C.2. Risalah Bambu Tali (Gigantochloa apus (J.A. dan J.H. Schultes) Kurz)) Bambu tali dengan nama latin Gigantochloa apus (J.A. dan J.H. Schultes) Kurz memiliki nama daerah pring tali, pring apus (Jawa), awi tali (Sunda). Bambu tali ini tersebar di seluruh Jawa, tetapi juga tumbuh liar di Taman Nasional Alas Purwo dan Meru Betiri. Habitat asli bambu tali adalah daerah tropis yang lembab dan kering. Rumpun bambu tali ini adalah simpodial, rapat, dan tegak (Widjaya 2001).

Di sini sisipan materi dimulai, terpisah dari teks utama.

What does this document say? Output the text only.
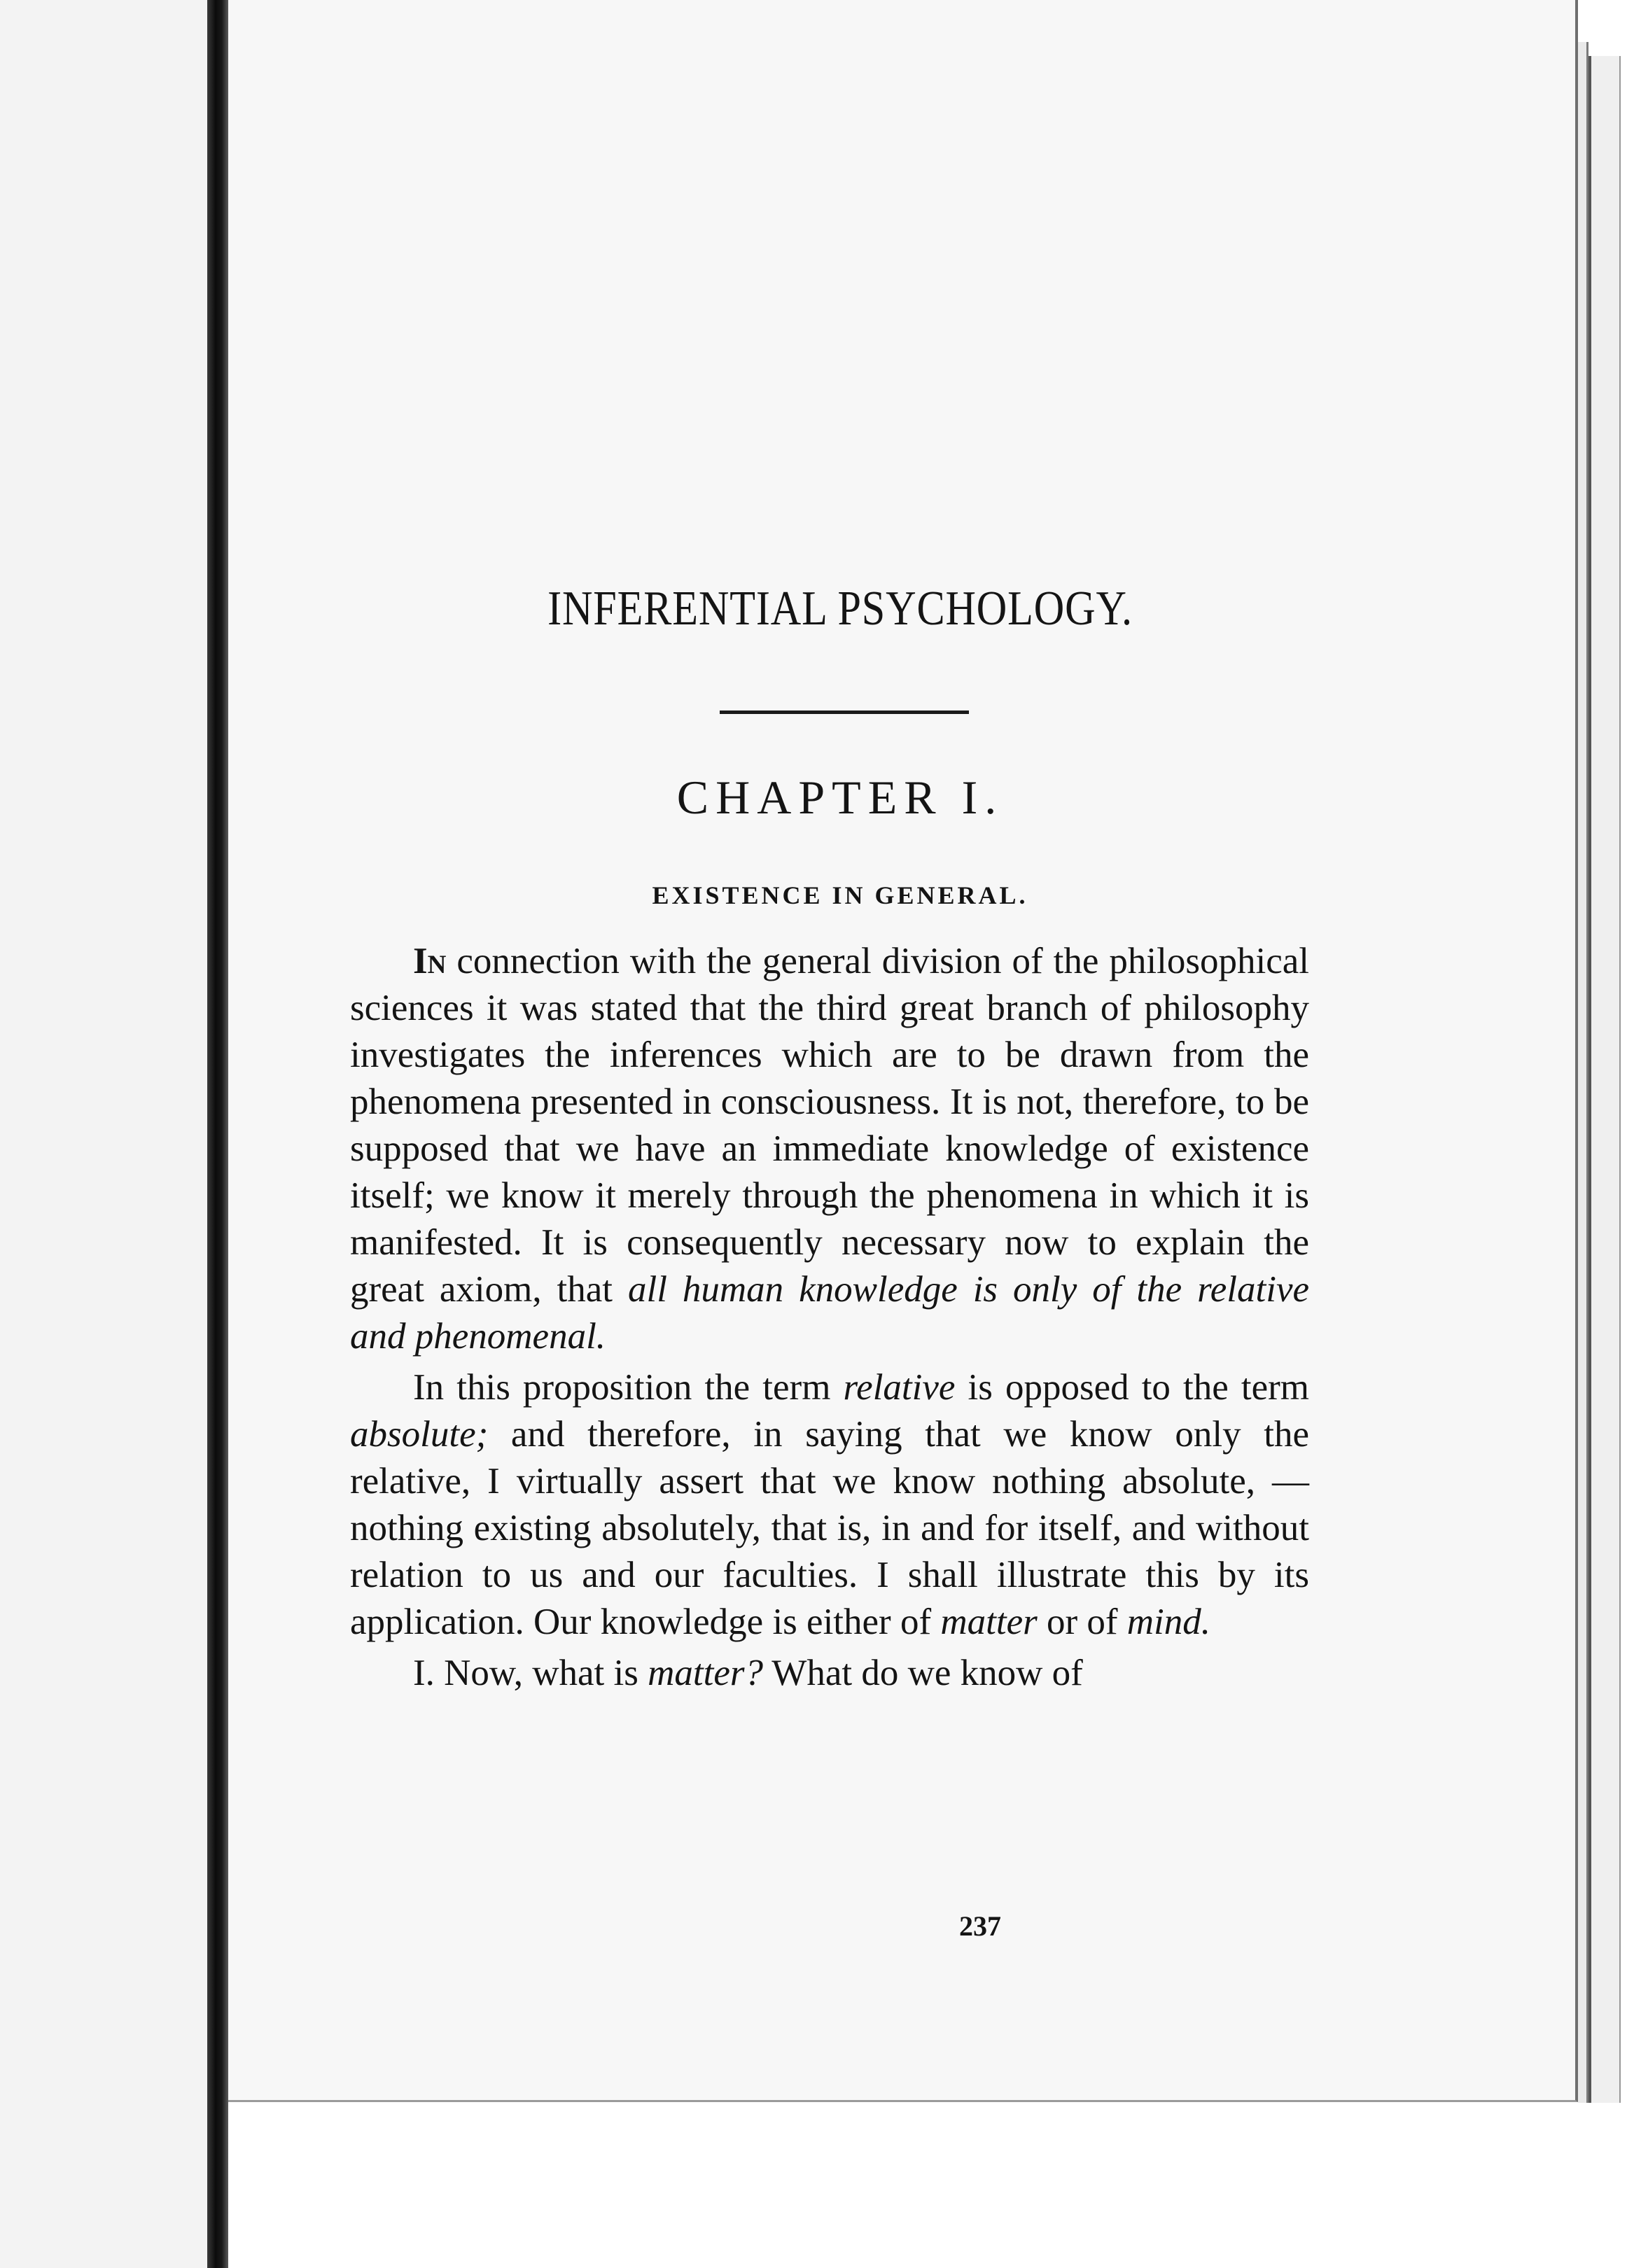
INFERENTIAL PSYCHOLOGY.
CHAPTER I.
EXISTENCE IN GENERAL.

In connection with the general division of the philosophical sciences it was stated that the third great branch of philosophy investigates the inferences which are to be drawn from the phenomena presented in consciousness. It is not, therefore, to be supposed that we have an immediate knowledge of existence itself; we know it merely through the phenomena in which it is manifested. It is consequently necessary now to explain the great axiom, that all human knowledge is only of the relative and phenomenal.

In this proposition the term relative is opposed to the term absolute; and therefore, in saying that we know only the relative, I virtually assert that we know nothing absolute, — nothing existing absolutely, that is, in and for itself, and without relation to us and our faculties. I shall illustrate this by its application. Our knowledge is either of matter or of mind.

I. Now, what is matter? What do we know of

237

C.3. Risalah Bambu Andong (Gigantochloa verticillata (Willd.) Munro)) Bambu andong memiliki nama daerah pring gombong, pring andong, pring surat (Jawa), awi andong, dan awi gombong (Sunda). Bambu ini tersebar di seluruh Pulau Jawa dengan habitat tumbuh di dataran rendah sampai ketinggian 1500 mdpl dan tumbuh baik di daerah tropis yang lembab dengan rumpun simpodial, tegak dan padat (Widjaya 2001).